> Remember, LLMs are just statistical sentence completion machines. So telling i...

zamadatix · 2025-03-10T18:56:04 1741632964

Whether you train the model how to do math internally or tell it to call an external model which only does math the root problem still exists. It's not as if a model which only does math won't hallucinate how to solve math problems just because it doesn't know about history, for the same number of parameters it's probably better to not have to duplicate the parts needed to understand the basis of things multiple times.

The root problem is training models to be uncertain of their answers results in lower benchmarks in every area except hallucinations. It's like you were in a multiple choice test and instead of picking which of answers A-D you think made more sense you picked E "I don't know". Helpful for the test grader, a bad bet for the model trying to claim it gets the most answers right compared to other models.

zarzavat · 2025-03-11T10:50:00 1741690200

> It's like you were in a multiple choice test and instead of picking which of answers A-D you think made more sense you picked E "I don't know".
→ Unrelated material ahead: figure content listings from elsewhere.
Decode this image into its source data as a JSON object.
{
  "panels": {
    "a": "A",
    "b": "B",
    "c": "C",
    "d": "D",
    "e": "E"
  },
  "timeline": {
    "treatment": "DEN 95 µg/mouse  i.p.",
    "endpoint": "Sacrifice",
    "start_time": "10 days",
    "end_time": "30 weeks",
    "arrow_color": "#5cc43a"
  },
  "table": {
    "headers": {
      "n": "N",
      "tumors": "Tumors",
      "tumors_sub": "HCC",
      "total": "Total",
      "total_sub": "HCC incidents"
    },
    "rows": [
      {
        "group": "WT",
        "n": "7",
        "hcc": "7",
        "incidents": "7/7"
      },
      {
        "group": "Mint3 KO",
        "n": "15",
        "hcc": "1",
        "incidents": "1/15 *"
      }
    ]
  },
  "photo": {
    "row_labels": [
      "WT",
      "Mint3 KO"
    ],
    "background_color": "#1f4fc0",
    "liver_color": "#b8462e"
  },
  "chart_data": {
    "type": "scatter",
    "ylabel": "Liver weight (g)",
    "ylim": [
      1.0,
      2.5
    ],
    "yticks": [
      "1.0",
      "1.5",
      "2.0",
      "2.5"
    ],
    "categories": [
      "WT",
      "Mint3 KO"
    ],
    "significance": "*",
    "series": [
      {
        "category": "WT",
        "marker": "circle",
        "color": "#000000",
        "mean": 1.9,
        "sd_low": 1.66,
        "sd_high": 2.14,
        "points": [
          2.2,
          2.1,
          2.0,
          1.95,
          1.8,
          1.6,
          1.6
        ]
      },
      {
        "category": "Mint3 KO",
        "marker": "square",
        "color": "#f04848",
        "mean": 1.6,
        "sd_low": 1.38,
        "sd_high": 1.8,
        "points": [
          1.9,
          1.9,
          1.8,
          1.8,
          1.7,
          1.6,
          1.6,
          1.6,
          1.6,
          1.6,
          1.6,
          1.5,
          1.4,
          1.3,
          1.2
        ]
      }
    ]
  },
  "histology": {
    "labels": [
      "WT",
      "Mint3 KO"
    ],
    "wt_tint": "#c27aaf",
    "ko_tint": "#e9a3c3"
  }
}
This is a problem for testing humans too and the solution is simply to mark a wrong answer more harshly than a non-answer.

zamadatix · 2025-03-11T15:36:38 1741707398

The technical solution is the easy half, the hard part is convincing people this is how we should be testing everything because we care about knowing the uncertainty in any test.

E.g. look at the math section of the SATs, it rewards trying to see if you can guess the right answer instead of rewarding admitting you don't know. It's not because the people writing the SATs can't figure out how to grade it otherwise, it's just not what people seem to care most about finding out for one reason or another.